2.2. – Duas coisas básicas: primeiro, toda desregulamentação torna mais forte quem já é forte e ainda mais fraco quem já é fraco; segundo, toda mercadoria fica mais cara a cada intermediário pelo qual passa. Assim, primeiro, se a mão-de-obra é o pólo fraco do mercado de trabalho, não há como ela aumentar seu poder de barganha num modelo em que ela não negocia com quem compra sua capacidade de fazer alguma coisa, mas com quem compra a mera possibilidade de alocar essa capacidade; segundo, para que o intermediário da mercadoria “mão-de-obra” ganhe algum será necessário que um dos outros dois (patrão e empregado) perca: ou o patrão paga mais pela mão-de-obra ou a mão-de-obra passa a ganhar menos…
2.3. – O avanço dessa proposta na Câmara dos Deturpados é a primeira demonstração na arena política federal de que o pacto instituído pelo Real acabou: os muito ricos enxergaram na confusão instalada pelos escândalos de corrupção uma oportunidade de darem um passo adiante, saindo do jogo contemporizador do pacto que FHC iniciou e Lula continuou, como tenho discutido em vários posts deste blog, como aqui, aqui e sobretudo aqui. É por isso, porque essa proposta escancara que o pacto acabou (afinal, terceirizar é beneficiar os muito ricos às custas diretamente dos pobres), que Lula veio a público pedir o veto de Dilma. É por isso também que o PSDB se mobiliza contra a terceirização: ambos tem claro que o naufrágio é comum e que Eduardo Cunha está a serviço dos muito ricos, CONTRA os pobres. Agora o leitor tem mais elementos para entender porque defendi aqui que PT e PSDB se unissem contra a pretensão de Cunha de presidir a Câmara dos Deturpados.

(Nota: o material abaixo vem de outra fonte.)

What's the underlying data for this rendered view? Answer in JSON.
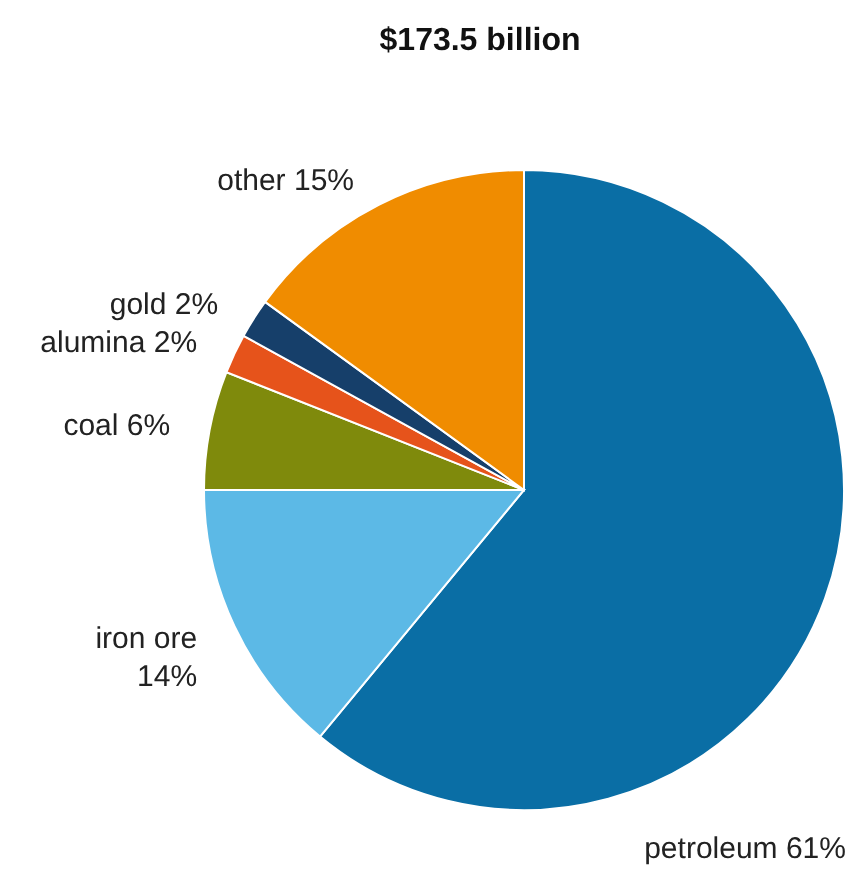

RESUMO 2: A proposta de terceirização prospera porque os políticos profissionais entenderam que sua sobrevivência política depende muito dos laços com os grandes empresários e quase nada dos vínculos com o eleitor, uma vez que a rotina da reeleição infinita mantém todos sob inércia: os políticos na inércia de beneficiar a si e aos ricos; os eleitores na inércia de votar por votar, na qual se dá bem quem já é conhecido, sem relação com o que faz ou deixa de fazer. Por isso, duas coisas: primeiro, e mais uma vez, a grande mudança é acabar com a reeleição para o legislativo; segundo, a proposta de coincidência de mandatos de cinco anos é a deformação mais nefasta que poderia acontecer, pois dá mais mandato aos políticos e menos possibilidades de troca ao eleitor, que passaria a votar só de cindo em cinco anos, não de dois em dois, como hoje [e pensar que essa proposta, agora abraçada pelo PMDB (claro), foi lançada por Marina Silva, que dizia defender uma nova política!!].
BESTEIRA 3: A diminuição da maioridade penal para 16 anos vai contribuir para a diminuição da criminalidade e vai punir bandidos que se beneficiam indevidamente do fato de serem jovens.
3.1. – Encarcerar jovens de 16 anos só vai diminuir a criminalidade se ocorrerem duas coisas: primeiro, se a mudança levar os jovens de 16 anos a mudarem de atitude; segundo, se os jovens de 16 não forem substituídos por jovens de 15 anos. Pois bem, acreditar que a mudança vai levar os jovens de 16 a reavaliarem sua conduta é ignorar que a entrada na vida do crime não é uma decisão racional, tomada num momento de cálculo da relação custo-benefício. Não. Entrar para o crime é uma prática gradual, que se constrói ao longo de anos na vida de crianças a quem faltou família, escola, saúde e trabalho (para os pais). Alguém socializado assim vai encarar a maioridade penal como um transtorno a mais a ser enfrentado. Ponto.
De toda maneira, se a nova maioridade levar a alguma diminuição na oferta de mão-de-obra para o crime, haverá uma valorização dos que tem 15 anos. Considerando que nesse meio juvenil de insegurança e baixa auto-estima a dimensão do “reconhecimento” joga papel fundamental, não será de surpreender se a nova maioridade levar a um aumento da criminalidade, pois aos de 16 que continuarão no crime se juntarão os de 15, de 14… que se verão “promovidos” de uma hora para outra (v. o romance de Paulo Lins, Cidade de Deus – outra coisa: observe o recrutamento do EI junto a adolescentes…).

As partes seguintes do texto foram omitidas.